Residents of Bartonville are concerned about the tower for a number of reasons and are fighting the project in court. One issue, they say in the lawsuit, is that the tower "will sell water to oil and gas explorers for fracking shale formations leading to traffic with heavy trucks on FM 407, creating a noise nuisance and traffic hazards."

And, as the Wall Street Journal just uncovered, one of those angry homeowners trying to stop the tower and its fracking-related business is none other than Exxon CEO Rex Tillerson. The lawsuit already has a winner, and that winner is irony.

Exxon and its subsidiary XTO make loads of money from natural gas production, and Tillerson doesn't like it when others complain about the potentially negative consequences. He's bitched over the years that fracking regulations have hindered natural gas production so much that the government has "has become an obstacle to getting anything done." Except that Exxon is reportedly the largest producer of natural gas in the country, so Tillerson somehow found a way to get stuff done.
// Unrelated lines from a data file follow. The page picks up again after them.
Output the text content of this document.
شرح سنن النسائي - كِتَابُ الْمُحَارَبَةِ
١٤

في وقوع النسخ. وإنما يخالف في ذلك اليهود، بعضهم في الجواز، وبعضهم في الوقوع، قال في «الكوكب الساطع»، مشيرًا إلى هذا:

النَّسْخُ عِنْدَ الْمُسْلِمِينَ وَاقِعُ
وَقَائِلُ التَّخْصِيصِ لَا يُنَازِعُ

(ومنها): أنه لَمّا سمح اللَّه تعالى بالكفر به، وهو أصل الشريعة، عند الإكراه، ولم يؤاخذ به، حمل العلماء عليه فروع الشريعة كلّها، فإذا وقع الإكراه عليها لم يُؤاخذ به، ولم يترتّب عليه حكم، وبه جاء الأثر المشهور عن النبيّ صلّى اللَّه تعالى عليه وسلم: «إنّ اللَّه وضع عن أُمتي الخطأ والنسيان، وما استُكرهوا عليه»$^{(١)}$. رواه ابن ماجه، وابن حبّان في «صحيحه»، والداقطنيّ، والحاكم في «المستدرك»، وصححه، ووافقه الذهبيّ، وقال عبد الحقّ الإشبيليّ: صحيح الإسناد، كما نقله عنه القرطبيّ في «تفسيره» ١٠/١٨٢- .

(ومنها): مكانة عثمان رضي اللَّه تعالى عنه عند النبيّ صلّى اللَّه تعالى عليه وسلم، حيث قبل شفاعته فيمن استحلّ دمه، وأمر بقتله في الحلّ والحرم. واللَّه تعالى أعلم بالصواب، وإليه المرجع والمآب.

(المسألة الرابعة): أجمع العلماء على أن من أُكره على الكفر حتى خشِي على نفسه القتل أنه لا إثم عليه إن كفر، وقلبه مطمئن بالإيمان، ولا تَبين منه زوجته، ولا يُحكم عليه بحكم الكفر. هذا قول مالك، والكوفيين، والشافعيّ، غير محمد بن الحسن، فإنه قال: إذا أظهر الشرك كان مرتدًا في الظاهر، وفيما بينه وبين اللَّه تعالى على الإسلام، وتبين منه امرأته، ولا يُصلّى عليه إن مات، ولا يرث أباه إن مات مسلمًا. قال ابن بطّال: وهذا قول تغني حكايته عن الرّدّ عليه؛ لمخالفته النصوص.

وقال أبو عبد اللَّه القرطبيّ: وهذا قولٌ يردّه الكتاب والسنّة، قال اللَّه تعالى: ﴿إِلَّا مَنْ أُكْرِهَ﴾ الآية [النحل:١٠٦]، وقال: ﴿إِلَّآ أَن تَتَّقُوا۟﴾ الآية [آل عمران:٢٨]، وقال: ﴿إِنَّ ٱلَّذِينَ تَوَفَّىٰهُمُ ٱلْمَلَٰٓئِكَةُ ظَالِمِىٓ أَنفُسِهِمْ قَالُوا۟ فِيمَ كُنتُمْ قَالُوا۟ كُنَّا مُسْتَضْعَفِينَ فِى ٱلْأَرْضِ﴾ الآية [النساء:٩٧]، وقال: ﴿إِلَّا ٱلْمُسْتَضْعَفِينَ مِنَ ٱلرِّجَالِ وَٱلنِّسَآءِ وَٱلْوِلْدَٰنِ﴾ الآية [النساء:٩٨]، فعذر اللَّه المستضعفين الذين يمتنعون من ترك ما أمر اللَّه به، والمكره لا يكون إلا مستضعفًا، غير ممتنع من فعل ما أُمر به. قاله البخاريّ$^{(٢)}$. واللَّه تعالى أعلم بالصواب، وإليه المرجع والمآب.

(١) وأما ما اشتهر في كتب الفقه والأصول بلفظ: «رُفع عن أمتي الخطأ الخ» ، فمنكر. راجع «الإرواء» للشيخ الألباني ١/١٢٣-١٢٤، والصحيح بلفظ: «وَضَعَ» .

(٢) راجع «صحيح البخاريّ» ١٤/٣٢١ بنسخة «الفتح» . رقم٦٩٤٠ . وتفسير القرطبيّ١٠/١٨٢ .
About a year and a half after he complained about the federal government, XTO was hit with a lawsuit from the feds accusing the company of polluting drinking water in Pennsylvania, also with fracking fluid, that same stuff the homeowners appear to be concerned about. XTO settled the case for $20 million.

To be fair, the lawsuit Tillerson is involved in doesn't concern itself too much with the larger implications of natural gas drilling. Mostly, the plaintiffs just want to talk about the water tower and how it's too big and ugly to fit in attractive Bartonville. "This monstrosity will mock the purpose of the Bartonville zoning ordinance," the lawsuit charges, sounding serious. The complaint adds that the tower's location "is abnormal and out of place for the surroundings."

The tower is actually just 160 feet tall, but "both men and nature are inadequate to lessen the adverse impact" of that 160 feet.

Meanwhile, that recent Weather Channel report found that Texas is suffering "a 100 percent statewide increase in unplanned, toxic air releases associated with oil and gas production since 2009," something is also unlikely to be lessened by either man or nature.